Following from its core goals to reduce isolation and empower ex-detainees, SDS is keen to launch the Confidence and Community Cooking Initiative. Due to our visiting activities we have a broad network of ex-detainees whom we are still in regular contact with.
Confidence and Community Cooking Initiative
The project involves ex-detainees designing menus and cooking dishes from their culture to serve at events, initially within the student and refugee-aware community.
The Confidence and Community Cooking Initiative has three main goals:
v Reduce isolation – This project will promote the integration of the ex-detainees in to society at large through close contact with a supportive community. It will attempt to accomplish this through promoting joint cooking between students and ex-detainees and providing detainees the opportunity to socialise with ‘customers’. One predicated outcome is that through this experience ex-detainees will feel more confident in navigating their lives in the UK.

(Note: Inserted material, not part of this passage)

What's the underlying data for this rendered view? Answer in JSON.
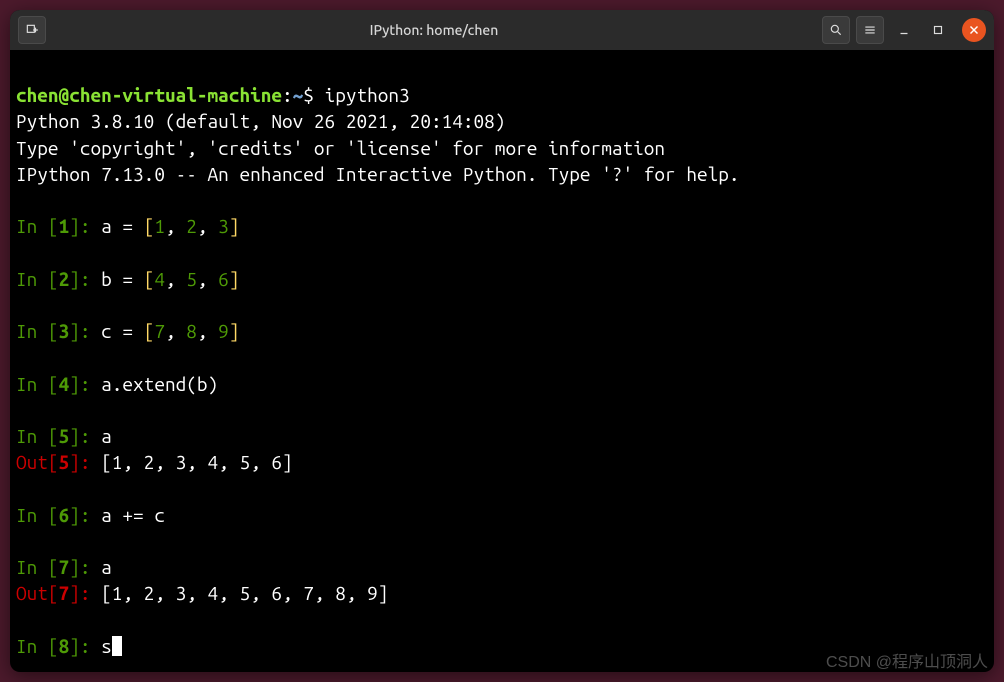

v Empowerment and skill-building– It is known that the UK asylum process can take a number of years, period in which the claimant is not allowed to work. A consequence of this restriction is that much of asylum seekers’ knowledge and expertise obsolete as they do not have an opportunity to use their skills in practice. This project will allow ex-detainees to take a lead in a ‘business venture.’ In addition to cooking, they will be required to use their organisation skills, teamwork and time management. Detainees should acquire valuable CV worth experience. They will then have transferable skills which will increase their likelihood of being successful in finding a decently paid job afterwards Furthermore many processes of immigration control lead to migrants feeling a profound loss of self-worth. The intention is that this initiative will accord the ex-detainees a significant amount of say by allowing them to make key decision in the process and by truly being equal members. Hopefully at some point the scheme will be fully run by ex-detainees without any need for outside assistance. This thus will also empower detainees to feel confident about their skills and the important roles they can play as members of society.
v Raise awareness – Finally, the scheme will raise awareness of immigration detention. It will also allow these ex-detainees to raise awareness of the consequences of detention by personally engaging with students and those whom they are catering to. The interaction with ex-detainees and knowledge of their stories will expand the number of persons informed about the plight of migrants and asylum seekers in the UK .
The scheme will try to start in places where members already have the networks in place to arrange catering events. Thus initial targets will be SOAS societies and London-based activist organisation especially those who deal with matters of Immigration. However the intention is that the scheme will spread onwards from that point.
Meetings and functions are organised on a weekly basis by SOAS societies. A tasty solution to catering for these events would be the Confidence and Community Cooking Initiative.
Refugees’ organisations will be targeted at a later date as the project increases resources to cater for larger groups.
All undertakings by the Confidence and Community Cooking will respect the relevant UK legislation.